Whitner isn’t trying to get youths to give up video games, just to embrace exercise.

“If you want to live a healthy life,” Whitner told the assembly, “staying in shape, staying active and staying focused has a positive effect on the way you look, how your peers look at you, on the way that you feel about yourself, on how you feel when you get out of the bed in the morning. I ask you guys to just try to stay active for at least 60 minutes a day, and I promise you it will pay off in the long run.”

Whitner told the students he keeps himself on a strict diet year round.

“I try to stay away from a lot of carbs during the offseason,” he said. “Carbs are your breads and pastas and all those things that put weight on you. You don’t want many carbs when you’re not working out a lot. . . . I eat a lot of baked chicken, no fried food, a lot of vegetables.
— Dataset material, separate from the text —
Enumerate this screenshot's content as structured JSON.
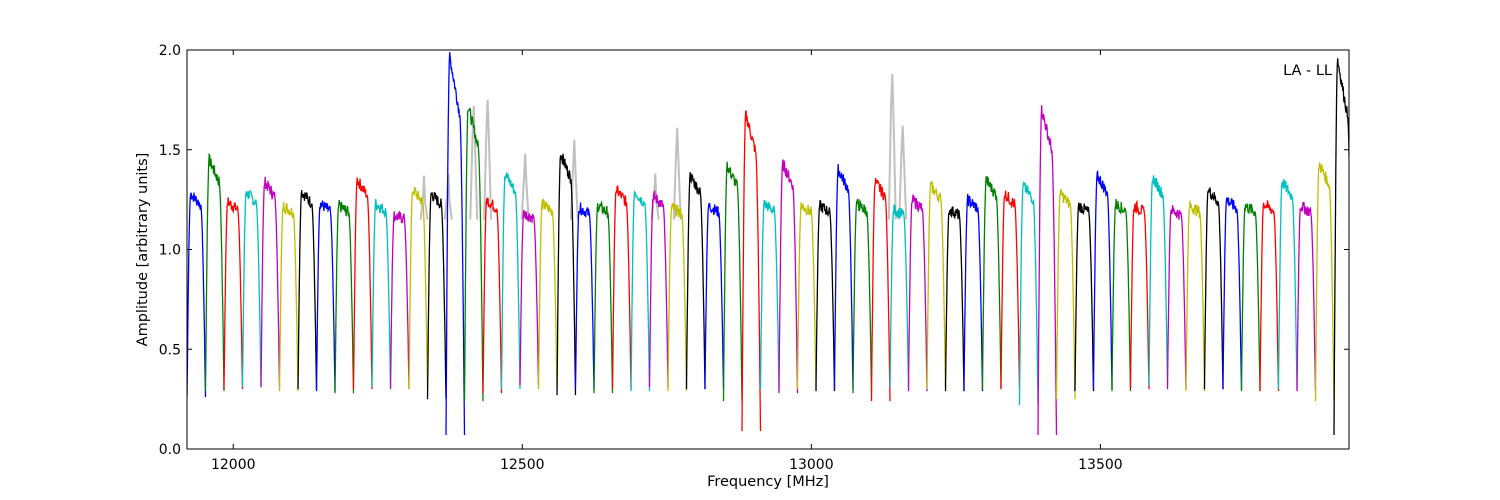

I thought I loved broccoli, but my chef brought me something new, broccolini. I love broccolini.”

Before the limo ride, Winkworth showed Whitner his bedroom, where the walls are lined with more than 600 pictures from magazines of sports stars, including Whitner.

One reason Winkworth likes Whitner, ironically, is a video game.

“He’s really good,” Winkworth said. “I play him in Madden. I use him blitzing. You can tell he stands out on the team.”

The 6-foot Winkworth, however, is no couch potato. He plays travel soccer and basketball. His injured foot will be healed in time for him to try out for the Niagara Catholic basketball team in a few weeks.

“This was cool,” Winkworth said. “Even though I didn’t get to participate (in gym class), it was cool just being a part of it. There’s something bigger than the injury now.”